Era de noite. O homem estava sentado à bancada da cozinha. Levou aos lábios a espuma fria e girou o corpo mal um bocadinho, só o suficiente para ver atrás de si o grande lago, através da janela da sala. Percebia a água nos reflexos escassos, uns dedos acima do pontão de madeira, uns dedos abaixo da linha onde começavam os troncos das árvores. As mesas lá de fora tinham ainda garrafas, copos e pratos por limpar. No caminho do pontão, gravilha já escasseada entre dois traços de troncos estreitos, alguns chinelos desemparelhados e uma bola eram as ruínas visíveis dos dias anteriores. O homem olhava para essas marcas e não se sentia triste. Respirava fundo, escutava o ar a descer pelo tronco abaixo e a regressar, a ser expulso de si. Podia ouvir-se a respirar. Deixou-se ficar ali, infectado pela quase imobilidade do lago e das folhas das árvores, a ouvir em si o ar e a cerveja.

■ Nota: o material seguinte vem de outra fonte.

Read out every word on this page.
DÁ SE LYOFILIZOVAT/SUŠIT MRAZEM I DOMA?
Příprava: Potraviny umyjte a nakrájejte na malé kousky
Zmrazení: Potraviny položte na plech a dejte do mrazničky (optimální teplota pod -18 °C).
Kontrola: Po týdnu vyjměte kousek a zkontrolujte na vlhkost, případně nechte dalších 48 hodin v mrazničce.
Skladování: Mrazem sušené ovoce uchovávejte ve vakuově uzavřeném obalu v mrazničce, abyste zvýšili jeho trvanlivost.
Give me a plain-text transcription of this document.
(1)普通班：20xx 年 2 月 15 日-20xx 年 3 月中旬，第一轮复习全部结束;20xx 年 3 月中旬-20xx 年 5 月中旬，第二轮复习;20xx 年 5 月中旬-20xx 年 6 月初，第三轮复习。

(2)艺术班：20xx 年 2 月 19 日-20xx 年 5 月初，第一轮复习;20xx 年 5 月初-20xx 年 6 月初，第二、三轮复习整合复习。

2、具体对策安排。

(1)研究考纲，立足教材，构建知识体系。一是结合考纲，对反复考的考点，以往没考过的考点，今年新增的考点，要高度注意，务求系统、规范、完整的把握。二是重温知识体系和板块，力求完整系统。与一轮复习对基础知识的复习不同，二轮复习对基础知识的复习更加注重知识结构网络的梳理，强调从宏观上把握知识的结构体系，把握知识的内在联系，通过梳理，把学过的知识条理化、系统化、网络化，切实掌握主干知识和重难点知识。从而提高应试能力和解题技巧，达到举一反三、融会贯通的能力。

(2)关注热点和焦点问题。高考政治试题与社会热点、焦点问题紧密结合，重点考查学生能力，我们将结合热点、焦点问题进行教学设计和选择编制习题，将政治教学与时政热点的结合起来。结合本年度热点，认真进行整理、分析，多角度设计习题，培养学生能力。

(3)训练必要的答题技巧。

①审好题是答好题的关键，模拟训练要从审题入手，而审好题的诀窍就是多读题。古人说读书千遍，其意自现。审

Não fechou os olhos.
Havia dois dias que tinham abalado os filhos e a mulher. Ele ficara, com mais umas semanas de trabalho à sua frente. Ainda assim, não podia queixar-se: a empresa concordara em alojá-lo numa confortável cabana à beira do lago, onde ficasse calmamente e pudesse receber a família durante os dias de férias deles. Agora, passadas as horas ruidosas e alegres, estava outra vez sozinho. Amargurava-o só um pouco a contradição em que vivia – em que sempre, de alguma maneira, vivera: o seu trabalho exigia-lhe o silêncio e o recolhimento em que destilava o olhar engenhoso sobre o seu e o pensamento dos outros; porém, sem o convívio e o riso do amor que aquela família lhe garantia, não podia ter a paz de espírito que o guiava ao silêncio.
Era em momentos como aquele, o corpo grande sentado imóvel e sozinho numa sala vazia em frente a um lago, sem ruídos externos, sem ninguém nem nada a interromper o fio longo e fino que vislumbrava, vezes raras, entre o seu pensamento e as coisas; quando, de caneca na mão, pousava os olhos no lago e imaginava ver ainda os salpicos de água dos filhos a mergulhar, e ouvir-lhes os risos; era então que ia tomando corpo na sua alma, como a camada de neve que sobe à medida silenciosa que pousam os flocos, a ideia de que não era mais do que aquilo: um homem irremediável e agradecidamente só.